少了方程的活跃,大厅里顿时又陷入了沉寂,只剩下壁炉里的火焰发出噼里啪啦的声响。
」光耀和轻舞作何还不赶了回来?该不会是出何事了吧「!
有人蓦然打破了寂静,方程抬头望去,那是一人高中生模样的少年,他的脸上带着青少年独有的青涩,眉宇间透露着惶恐。
他的ID叫:河伯锦鲤
」那可未必!或许人家是躲起来了,想让我们来做替死鬼呢「!
说这话的是一人染着五颜六色头发的混混,他的ID特别的非主流:╰+妳是我的愛メo
」你别胡说,他们不是那种人「!
哆啦B梦立刻站出来反驳,此物时候弄得人心惶恐可不是一件好事,可明显已经迟了。
有人的脸上已经露出迟疑的神色。
说来也是,菜鸟们莫名其妙的就被弄进一人失败了就以生命为代价的游戏,况且还未征得本人的同意。尽管会觉着不可思议,但绝大多数都会保持着半信半疑的心态。
就算是哆啦B梦跳出来反驳,可他心中同样也是在怀疑。
」他们不是那种人「?
╰+妳是我的愛メo冷笑连连,」你跟他们认识很久了吗?你跟他们很熟吗?他们凭何要无条件的帮助我们「?
这种沉默让人感到有些不自在。
「洗洗睡吧!此物世界根本就不存在有所谓的好人」!
「你愿意把性命安全放在那两个人手中,我可不愿意」!
很果决,也很突然!说完他直接霍然起身身朝门口的方向走去,说走就走,毫不拖泥带水的态度让众人吃了一惊。
」你要去哪里「。夜来香蓦然开口问道。
」谁知到呢「。╰+妳是我的愛メo吊儿郎当的回答,」随便找个地方躲起来,反正这么多人,目标那么大,也不一定会先找我「!
」可万一你就是第一人呢「?
这一次没有回答,一人竖起的中指代表了一切。
门被打开了,黑暗随之将其吞噬。
嘭!
屋门又被重重的关了回去。
方程咂咂嘴,心下觉着这哥们真乃我辈中人也!
必死的Flag立的杠杠的!
到底是抱着一种怎样的心态去勇于面对黑暗呢?
破罐子破摔?还是其他的何?
这一点方程无从得知。
原本的八名登入者,光耀与轻舞至今未归,随后又跑了一个,现在大厅里只剩下五人。
分别是:方程、夜来香、浅笑嫣然、哆啦B梦、以及掘墓者。
此物掘墓者显得极为特别,与方程几乎形成两个鲜明的极端对比,他很安静,是个存在感很低的人。甚至不知道是男是女,只因他的周身都披着一件黑袍。

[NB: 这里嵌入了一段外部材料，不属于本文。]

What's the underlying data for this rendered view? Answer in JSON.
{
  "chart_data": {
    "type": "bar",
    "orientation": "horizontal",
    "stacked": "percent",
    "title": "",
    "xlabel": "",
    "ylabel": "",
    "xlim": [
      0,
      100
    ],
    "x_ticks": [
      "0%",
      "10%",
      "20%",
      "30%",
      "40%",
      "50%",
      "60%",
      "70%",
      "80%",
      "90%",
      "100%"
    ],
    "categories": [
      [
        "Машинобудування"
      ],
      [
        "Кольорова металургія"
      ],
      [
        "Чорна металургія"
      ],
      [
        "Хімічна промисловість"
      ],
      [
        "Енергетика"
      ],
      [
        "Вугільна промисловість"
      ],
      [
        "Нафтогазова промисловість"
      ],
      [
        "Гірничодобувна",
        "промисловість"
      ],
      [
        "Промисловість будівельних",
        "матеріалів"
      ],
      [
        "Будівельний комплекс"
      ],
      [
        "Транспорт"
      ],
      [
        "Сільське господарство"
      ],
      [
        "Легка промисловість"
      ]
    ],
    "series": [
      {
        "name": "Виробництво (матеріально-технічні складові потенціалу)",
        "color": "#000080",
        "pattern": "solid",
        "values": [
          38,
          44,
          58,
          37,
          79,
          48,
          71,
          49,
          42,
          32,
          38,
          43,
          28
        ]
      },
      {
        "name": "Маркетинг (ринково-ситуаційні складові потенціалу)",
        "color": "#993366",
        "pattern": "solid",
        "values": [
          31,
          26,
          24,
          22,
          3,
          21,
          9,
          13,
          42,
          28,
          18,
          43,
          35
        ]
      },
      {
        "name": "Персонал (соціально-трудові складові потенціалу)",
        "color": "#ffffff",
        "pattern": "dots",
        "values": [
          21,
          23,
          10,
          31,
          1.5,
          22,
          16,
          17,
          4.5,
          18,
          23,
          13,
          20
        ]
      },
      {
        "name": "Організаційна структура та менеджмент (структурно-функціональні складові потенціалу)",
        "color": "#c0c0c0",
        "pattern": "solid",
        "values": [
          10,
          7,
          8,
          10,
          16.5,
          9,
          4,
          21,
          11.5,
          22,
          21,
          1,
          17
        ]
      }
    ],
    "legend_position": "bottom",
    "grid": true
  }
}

那黑袍显然是一件极为特殊的道具,像是带有隐蔽的特性,方程每次看他的时候,连面容都看不清楚。
脚下的路还在继续延伸。
从头到尾,除了一开始的不适应之外,他一句话都没有说过,也不知道是不是个哑巴,包括光耀特意找他询问之时,他也只不过是比划了好几个手势,一句话都没说。